On the outskirts of Charlotte, the University of North Carolina’s Integrated Design Research Lab (IDRL) is hard at work researching new tools of building technology. Currently, the team is developing a unitized curtain wall prototype fitted with patterned bands of microalgae capable of filtering polluted air and converting it into a source of renewable energy.
The research lab’s microalgae facade prototype project began in the spring of 2012, and continued under Environmental Protection Agency and AIA research grants. The original team of two dozen students and faculty members, spanning the school of architecture, and the university’s engineering, biology, and construction management departments, carried out a feasibility study focused on the speculative retrofitting of the Charlotte campus’s Denny Building. The team discerned areas for considerable improvements in environmental performance as well as atmospheric carbon dioxide footprint. With this knowledge, the IDRL constructed multiple four-by-eight-foot physical prototypes allowing for the real-world analysis of environmental durability, structural integrity, and aesthetics.
“Our microalgae facade consists of two primary components: photobioreactors integrated with vision glazed panels attached to metal frames, and microalgae growing apparatus housed in metal frames,” said IDRL director Kyoung-Hee Kim. “For quality control and speedy installation, our microalgae facade is configured as a factory assembled unitized facade system, each facade unit could be installed at the edge of the concrete slab or perimeter beam, with the microalgae growing apparatus installed on site.”
How does it work? Unfiltered air laden with carbon dioxide rises through the base of the curtainwall modules. The air is filtered as it rises through the matrix of the algae-embedded facade and is subsequently pumped into the building’s HVAC system. Fresh microalgae are pumped into the top of the curtain wall module as the density of carbon dioxide increases. Serving as an air filter, the carbon-loaded algae is subsequently collected, dewatered, and either converted into energy on-site or transported to an outside refinery.

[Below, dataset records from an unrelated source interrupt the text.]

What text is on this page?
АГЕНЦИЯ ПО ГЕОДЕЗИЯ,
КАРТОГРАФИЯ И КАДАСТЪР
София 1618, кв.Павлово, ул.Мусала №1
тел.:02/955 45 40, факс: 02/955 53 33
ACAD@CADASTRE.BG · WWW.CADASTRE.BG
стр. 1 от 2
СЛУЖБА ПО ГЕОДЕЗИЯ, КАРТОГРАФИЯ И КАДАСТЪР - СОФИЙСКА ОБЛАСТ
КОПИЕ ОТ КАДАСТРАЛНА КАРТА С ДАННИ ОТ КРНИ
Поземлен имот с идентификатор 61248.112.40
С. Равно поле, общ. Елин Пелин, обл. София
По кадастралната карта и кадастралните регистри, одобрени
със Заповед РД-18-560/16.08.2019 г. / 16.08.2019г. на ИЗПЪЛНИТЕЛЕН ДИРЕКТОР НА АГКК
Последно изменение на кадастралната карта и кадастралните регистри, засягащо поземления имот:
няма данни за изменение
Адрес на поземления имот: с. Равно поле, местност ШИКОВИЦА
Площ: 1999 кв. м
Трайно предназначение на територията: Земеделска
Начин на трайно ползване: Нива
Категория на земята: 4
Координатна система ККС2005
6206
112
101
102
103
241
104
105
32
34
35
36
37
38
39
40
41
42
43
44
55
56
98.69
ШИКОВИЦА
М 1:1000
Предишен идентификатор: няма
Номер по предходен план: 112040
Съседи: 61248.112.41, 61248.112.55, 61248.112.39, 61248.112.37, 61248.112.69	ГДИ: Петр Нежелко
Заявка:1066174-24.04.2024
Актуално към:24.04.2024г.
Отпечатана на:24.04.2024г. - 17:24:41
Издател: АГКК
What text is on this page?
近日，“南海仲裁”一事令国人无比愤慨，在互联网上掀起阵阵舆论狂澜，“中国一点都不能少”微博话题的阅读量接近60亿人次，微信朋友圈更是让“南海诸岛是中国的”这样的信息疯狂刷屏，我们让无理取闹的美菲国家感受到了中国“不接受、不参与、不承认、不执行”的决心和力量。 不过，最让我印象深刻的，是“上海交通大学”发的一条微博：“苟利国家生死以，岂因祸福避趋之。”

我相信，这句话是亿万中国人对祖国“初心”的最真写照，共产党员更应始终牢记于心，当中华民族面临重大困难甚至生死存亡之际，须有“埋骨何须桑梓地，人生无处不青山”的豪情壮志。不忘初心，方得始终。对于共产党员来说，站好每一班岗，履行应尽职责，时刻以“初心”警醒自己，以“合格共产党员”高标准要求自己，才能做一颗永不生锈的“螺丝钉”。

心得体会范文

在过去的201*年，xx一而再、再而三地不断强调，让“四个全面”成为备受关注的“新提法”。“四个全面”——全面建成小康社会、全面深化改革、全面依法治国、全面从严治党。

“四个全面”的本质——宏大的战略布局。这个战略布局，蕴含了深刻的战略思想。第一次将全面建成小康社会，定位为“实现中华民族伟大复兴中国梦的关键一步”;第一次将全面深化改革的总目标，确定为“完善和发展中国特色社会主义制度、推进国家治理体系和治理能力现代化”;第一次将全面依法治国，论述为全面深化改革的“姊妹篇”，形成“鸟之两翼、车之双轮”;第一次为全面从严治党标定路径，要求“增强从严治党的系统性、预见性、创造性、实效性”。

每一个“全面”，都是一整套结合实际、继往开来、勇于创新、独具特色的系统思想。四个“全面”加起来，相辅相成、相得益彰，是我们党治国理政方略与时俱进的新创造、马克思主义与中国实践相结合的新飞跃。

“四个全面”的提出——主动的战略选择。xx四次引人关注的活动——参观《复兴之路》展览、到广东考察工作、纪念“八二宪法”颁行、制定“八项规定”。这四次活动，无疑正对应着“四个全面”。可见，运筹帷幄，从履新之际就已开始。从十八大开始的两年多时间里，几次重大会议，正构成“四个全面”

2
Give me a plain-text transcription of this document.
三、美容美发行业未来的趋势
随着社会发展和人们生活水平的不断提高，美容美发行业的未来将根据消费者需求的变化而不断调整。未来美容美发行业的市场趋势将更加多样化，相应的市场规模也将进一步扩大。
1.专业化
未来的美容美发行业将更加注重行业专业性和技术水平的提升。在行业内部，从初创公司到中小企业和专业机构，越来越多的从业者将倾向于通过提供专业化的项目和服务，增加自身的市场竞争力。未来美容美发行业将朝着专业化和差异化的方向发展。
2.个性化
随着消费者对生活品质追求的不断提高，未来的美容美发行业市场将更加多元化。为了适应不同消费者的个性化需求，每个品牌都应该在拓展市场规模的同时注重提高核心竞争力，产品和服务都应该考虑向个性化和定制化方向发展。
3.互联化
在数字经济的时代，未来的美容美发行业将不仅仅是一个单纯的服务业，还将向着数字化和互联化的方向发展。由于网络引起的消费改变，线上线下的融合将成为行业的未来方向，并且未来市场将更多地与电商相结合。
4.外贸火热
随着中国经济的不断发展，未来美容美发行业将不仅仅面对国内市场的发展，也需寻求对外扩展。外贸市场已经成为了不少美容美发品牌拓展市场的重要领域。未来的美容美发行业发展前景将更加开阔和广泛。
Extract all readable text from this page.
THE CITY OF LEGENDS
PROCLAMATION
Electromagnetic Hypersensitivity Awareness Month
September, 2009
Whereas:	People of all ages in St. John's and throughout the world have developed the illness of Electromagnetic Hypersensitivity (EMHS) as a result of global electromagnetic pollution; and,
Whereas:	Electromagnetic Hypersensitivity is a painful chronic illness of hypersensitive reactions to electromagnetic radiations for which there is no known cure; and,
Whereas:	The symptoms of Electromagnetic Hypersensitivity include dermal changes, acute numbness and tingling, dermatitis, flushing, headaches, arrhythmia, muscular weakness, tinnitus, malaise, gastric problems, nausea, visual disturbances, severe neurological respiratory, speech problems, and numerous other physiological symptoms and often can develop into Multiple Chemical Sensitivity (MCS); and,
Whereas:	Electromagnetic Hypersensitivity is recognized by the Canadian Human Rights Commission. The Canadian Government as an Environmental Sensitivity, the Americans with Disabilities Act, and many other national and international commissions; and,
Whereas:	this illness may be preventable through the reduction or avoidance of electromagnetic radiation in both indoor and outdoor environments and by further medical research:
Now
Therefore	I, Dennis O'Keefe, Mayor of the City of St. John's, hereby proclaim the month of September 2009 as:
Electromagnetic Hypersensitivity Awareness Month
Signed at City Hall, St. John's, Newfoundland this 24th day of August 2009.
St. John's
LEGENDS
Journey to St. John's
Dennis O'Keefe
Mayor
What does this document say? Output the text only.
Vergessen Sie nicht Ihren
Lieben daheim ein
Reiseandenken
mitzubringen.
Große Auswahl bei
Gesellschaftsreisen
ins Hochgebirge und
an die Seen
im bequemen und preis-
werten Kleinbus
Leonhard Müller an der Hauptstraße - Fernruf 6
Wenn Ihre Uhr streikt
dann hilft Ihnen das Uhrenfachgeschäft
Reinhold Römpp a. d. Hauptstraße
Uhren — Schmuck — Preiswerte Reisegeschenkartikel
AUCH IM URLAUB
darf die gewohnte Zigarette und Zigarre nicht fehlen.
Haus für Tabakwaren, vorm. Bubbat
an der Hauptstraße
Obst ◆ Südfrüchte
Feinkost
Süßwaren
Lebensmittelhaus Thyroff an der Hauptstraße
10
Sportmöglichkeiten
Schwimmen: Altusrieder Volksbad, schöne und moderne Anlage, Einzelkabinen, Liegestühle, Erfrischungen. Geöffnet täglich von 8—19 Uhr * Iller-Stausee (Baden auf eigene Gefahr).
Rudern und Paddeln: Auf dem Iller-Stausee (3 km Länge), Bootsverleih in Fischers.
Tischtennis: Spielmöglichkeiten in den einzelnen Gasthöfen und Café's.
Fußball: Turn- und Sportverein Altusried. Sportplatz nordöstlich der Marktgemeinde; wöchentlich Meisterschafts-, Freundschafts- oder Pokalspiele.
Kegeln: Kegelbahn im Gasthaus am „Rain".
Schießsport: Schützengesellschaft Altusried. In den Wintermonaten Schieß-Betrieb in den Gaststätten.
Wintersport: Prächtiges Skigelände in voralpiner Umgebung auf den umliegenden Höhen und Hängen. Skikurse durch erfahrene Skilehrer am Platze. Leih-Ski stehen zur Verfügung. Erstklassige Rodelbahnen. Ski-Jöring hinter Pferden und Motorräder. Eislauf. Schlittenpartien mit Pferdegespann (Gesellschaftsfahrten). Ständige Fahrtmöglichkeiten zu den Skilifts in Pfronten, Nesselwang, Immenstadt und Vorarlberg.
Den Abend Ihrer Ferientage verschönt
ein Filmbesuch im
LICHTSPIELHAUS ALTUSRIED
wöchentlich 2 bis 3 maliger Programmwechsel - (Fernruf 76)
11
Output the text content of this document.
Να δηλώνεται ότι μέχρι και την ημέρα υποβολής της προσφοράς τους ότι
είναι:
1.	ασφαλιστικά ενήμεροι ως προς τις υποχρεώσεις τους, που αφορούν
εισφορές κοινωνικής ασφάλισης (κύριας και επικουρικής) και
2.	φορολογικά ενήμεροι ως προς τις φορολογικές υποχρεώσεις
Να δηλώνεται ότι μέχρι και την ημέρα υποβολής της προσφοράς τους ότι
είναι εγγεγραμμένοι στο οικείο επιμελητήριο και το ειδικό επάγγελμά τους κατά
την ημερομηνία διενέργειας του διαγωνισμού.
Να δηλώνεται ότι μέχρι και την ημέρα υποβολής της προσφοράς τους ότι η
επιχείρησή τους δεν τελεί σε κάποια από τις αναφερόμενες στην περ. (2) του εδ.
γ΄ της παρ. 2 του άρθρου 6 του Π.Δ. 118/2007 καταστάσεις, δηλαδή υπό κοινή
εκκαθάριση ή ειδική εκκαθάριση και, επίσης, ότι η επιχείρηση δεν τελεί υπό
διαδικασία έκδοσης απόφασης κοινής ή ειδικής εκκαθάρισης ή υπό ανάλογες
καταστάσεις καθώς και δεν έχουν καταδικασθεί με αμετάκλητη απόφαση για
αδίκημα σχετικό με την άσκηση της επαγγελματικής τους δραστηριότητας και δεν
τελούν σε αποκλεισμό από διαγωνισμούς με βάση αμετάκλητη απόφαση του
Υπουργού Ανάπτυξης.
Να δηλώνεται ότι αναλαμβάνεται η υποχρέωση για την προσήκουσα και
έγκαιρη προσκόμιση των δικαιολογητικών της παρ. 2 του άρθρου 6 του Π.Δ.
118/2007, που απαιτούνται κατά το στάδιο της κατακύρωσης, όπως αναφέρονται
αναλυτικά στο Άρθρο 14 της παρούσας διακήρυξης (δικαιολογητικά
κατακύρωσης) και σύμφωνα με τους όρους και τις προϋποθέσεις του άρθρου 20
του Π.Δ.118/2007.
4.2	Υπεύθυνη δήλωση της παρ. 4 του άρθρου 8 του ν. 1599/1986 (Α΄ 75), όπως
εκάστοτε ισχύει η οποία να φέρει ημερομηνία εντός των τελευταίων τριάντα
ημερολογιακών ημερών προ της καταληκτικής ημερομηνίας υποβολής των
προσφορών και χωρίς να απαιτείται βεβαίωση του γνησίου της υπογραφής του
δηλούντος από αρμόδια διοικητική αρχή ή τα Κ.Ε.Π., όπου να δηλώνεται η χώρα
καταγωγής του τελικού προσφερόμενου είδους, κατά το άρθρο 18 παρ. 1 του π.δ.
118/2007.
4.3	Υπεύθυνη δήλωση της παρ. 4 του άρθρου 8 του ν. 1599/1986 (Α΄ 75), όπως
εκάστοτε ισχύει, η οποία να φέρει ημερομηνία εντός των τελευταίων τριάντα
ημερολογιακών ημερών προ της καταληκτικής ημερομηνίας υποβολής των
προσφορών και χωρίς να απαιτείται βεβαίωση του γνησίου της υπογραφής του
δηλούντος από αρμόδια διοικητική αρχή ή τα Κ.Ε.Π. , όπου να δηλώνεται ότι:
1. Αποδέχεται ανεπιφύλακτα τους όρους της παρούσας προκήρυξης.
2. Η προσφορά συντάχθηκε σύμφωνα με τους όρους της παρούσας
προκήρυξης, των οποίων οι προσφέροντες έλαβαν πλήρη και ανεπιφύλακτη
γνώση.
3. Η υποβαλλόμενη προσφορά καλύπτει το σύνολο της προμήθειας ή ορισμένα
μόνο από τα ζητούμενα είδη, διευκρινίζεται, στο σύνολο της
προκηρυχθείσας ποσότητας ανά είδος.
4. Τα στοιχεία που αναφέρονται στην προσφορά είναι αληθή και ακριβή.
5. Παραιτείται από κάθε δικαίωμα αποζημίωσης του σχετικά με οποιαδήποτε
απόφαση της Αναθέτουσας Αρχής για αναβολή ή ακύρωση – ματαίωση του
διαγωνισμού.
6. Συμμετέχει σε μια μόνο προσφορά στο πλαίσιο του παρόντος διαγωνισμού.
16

There are additional benefits to the algae facade outside of air filtration and renewable energy production. Similar to glass curtainwalls studded with frits or brise-soleil, the patterned algae provide shading. Additionally, the color of the patterns is semi-customizable depending on the type of algae—Dunaliella, Chlorella, Haematococcus, or Coralline–embedded within.
While prototypes for the research project have not yet been installed for full-scale development, Kim went on to note that “this technology is expected to have significant building energy reduction due to its good energy attributes and energy production potential. The US Department of Energy seeks to attain marketable net-zero energy buildings by 2025, and the project lays the technical foundation for future green buildings.” Let’s see what the future holds.